Saya masih berusaha menahan tawa
ketika menulis artikel ini. Baru beberapa menit yang lalu saya mengkhatamkan
kumcernya Gunawan Tri Atmodjo, “Tuhan Tidak Makan Ikan dan Cerita Lainnya.”
Buku kedua yang saya baca. Buku pertama Mas Gunawan yang saya baca adalah
“Sundari Keranjingan Puisi.” Di tengah kegamangan acara televisi yang saling
beradu rating, tanpa memperdulikan moralitas. Di tengah kejenuhan media sosial
yang makin hari makin tidak karuan sehabis pilpres terakhir, dendam kesumat,
saling ejek di kedua kubu yang kian hari tak terbaca tanda surutnya. Buku yang
sengaja saya pesan langsung dari penulisnya ini memberikan obat bagi jiwa yang
merana seperti saya ini.
Kebahagian yang tak tergambarkan.
Mas Gunawan selalu menyodorkan istilah, frase, juga candaan-candaan khas
“celelekan” orang Solo dan sekitarnya. Bisa dilihat dari pilihan nama tokoh
yang terkesan dipilih sekedarnya saja. Asal jadi, asal ketemu dan asal njeplak.

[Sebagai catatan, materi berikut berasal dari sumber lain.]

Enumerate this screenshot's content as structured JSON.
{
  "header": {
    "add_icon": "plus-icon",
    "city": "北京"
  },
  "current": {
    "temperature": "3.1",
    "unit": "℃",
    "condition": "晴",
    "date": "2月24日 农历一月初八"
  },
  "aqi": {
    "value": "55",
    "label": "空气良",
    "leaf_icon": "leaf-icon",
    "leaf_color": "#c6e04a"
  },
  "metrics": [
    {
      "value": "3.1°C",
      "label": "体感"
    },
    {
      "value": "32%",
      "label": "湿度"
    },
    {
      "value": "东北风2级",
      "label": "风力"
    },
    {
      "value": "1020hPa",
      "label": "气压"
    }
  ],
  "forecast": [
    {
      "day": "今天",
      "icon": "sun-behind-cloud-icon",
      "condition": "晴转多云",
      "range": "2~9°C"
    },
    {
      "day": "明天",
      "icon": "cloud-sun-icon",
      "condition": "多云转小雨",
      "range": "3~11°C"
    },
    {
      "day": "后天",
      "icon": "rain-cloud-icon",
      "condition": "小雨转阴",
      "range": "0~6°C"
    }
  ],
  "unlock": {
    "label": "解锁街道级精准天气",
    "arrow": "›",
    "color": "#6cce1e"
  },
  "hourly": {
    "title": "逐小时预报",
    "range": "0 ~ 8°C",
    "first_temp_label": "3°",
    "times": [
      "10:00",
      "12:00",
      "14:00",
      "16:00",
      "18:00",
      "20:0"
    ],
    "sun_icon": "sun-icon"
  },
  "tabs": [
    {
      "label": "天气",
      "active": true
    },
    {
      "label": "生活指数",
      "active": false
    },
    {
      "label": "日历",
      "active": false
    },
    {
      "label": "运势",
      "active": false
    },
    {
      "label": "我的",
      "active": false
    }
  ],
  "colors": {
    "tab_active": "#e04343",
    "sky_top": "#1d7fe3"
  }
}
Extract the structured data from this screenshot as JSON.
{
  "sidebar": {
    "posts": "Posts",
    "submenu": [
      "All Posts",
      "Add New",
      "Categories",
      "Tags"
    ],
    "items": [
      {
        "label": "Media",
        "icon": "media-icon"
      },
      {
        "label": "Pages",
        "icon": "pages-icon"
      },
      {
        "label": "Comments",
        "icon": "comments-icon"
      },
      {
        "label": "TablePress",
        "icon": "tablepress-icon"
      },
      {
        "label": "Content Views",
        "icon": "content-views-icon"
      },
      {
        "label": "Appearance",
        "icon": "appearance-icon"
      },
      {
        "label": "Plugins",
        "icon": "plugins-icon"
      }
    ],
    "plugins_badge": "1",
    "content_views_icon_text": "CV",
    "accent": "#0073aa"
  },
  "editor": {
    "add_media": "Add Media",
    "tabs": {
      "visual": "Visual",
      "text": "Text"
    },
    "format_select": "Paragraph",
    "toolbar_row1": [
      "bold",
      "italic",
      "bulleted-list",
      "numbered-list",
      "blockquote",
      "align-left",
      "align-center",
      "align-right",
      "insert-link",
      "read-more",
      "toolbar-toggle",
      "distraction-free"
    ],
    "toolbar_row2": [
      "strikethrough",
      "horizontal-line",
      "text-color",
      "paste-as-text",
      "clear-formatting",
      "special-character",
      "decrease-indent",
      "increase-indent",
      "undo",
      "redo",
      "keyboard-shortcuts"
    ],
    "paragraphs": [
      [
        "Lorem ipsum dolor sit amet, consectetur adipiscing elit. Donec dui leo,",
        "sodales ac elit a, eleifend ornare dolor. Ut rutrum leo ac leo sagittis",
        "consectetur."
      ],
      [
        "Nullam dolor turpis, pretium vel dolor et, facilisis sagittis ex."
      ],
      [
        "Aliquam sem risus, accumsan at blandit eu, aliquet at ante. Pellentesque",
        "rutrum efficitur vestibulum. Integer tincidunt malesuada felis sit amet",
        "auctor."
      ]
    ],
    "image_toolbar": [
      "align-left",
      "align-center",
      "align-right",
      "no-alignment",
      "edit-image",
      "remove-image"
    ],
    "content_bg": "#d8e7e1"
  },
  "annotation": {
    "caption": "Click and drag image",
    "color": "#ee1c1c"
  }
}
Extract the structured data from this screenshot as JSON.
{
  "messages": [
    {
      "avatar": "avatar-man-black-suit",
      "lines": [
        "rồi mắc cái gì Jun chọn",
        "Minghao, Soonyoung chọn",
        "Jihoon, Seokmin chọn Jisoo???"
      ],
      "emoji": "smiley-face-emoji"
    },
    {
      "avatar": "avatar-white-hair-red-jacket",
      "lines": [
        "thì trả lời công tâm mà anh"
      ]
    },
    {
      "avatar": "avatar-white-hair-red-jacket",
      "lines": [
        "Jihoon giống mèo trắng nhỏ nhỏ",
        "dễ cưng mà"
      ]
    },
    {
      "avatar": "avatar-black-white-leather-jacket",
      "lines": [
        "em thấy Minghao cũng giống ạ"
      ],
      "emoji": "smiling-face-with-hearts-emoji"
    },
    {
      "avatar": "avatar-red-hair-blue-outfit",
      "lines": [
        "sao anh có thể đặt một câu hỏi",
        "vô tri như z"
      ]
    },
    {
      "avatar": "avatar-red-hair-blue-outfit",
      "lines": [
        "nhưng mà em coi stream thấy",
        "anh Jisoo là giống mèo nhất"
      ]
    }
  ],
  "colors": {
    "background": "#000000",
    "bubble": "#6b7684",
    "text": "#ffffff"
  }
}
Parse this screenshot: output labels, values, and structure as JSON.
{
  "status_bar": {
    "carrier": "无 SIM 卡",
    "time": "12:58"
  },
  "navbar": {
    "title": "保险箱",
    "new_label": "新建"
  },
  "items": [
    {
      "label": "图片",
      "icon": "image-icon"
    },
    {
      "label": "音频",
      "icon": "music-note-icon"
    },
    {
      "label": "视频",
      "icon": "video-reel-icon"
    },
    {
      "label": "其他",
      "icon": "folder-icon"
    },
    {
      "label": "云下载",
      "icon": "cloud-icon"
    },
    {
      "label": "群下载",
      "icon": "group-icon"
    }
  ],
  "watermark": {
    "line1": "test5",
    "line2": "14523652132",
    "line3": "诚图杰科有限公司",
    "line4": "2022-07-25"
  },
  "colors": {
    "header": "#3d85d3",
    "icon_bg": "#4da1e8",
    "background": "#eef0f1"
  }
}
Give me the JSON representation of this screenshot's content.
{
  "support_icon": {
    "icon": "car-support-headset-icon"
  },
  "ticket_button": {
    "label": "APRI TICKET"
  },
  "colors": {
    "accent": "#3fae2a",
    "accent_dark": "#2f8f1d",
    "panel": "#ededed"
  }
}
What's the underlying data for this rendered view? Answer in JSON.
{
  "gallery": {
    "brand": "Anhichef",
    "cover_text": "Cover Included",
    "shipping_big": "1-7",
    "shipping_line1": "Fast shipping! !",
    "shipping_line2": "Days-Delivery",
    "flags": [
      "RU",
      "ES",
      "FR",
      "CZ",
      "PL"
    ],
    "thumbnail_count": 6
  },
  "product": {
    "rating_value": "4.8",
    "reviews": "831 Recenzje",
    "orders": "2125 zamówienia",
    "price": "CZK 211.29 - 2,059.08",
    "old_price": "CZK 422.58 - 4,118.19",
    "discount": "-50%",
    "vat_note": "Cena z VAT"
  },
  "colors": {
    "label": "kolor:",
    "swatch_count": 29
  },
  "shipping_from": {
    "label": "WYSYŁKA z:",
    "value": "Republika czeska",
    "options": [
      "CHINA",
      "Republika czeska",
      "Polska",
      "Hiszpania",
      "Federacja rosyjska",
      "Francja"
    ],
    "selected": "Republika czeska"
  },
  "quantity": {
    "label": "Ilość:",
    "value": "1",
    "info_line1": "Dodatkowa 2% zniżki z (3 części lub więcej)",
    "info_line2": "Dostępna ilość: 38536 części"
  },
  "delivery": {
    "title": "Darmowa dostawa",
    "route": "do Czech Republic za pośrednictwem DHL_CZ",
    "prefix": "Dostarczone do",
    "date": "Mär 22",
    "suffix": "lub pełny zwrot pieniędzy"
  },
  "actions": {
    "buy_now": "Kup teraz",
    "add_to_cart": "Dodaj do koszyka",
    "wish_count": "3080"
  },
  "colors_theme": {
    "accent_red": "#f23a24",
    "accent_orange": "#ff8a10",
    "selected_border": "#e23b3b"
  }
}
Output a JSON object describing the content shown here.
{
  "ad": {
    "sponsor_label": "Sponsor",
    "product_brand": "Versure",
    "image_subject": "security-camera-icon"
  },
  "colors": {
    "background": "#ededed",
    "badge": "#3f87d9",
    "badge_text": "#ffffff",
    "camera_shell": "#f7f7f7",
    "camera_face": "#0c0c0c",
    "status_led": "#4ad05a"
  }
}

Seolah bagi penulis, nama itu tak terlalu penting. Salah satu pembuktian bagi
penulis pemula bahwa pemilihan nama karakter merupakan kesulitan yang
sebenarnya bisa dihindari. Sebut saja deretan nama: Rika Ribut, Santoso
Sejahtera (Perkiraan saya penulis suka baca komik, karena menggunakan inisial
nama yang tak asing. Ingat tokoh Peter Parker?), Rima yang nama panjangnya
Terima Kasih, Ha Jingang (Plesetan dari umpatan Bajingan), Pa Lonten (Palonten:
tempat prostitusi), Didik Rabiulakhir, juga sederet nama dan istilah yang
sebenarnya dekat sekali dengan keseharian kita. (Terutama yang besar dan tumbuh
di Solo dan sekitarnya)
Sederhana, mudah dimengerti dan
tentu saja penuh sisipan joke yang membuat tertawa terpingkal-pingkal. Membaca
cerpen-cerpen Mas Gunawan seolah-olah mengajak kita untuk ikut melihat kondisi
yang ada disekitar kita. Melihat dan ikut membersamai cerita tersebut. Bukan
sekedar mengintip atau mengamati persoalan dari balik kaca.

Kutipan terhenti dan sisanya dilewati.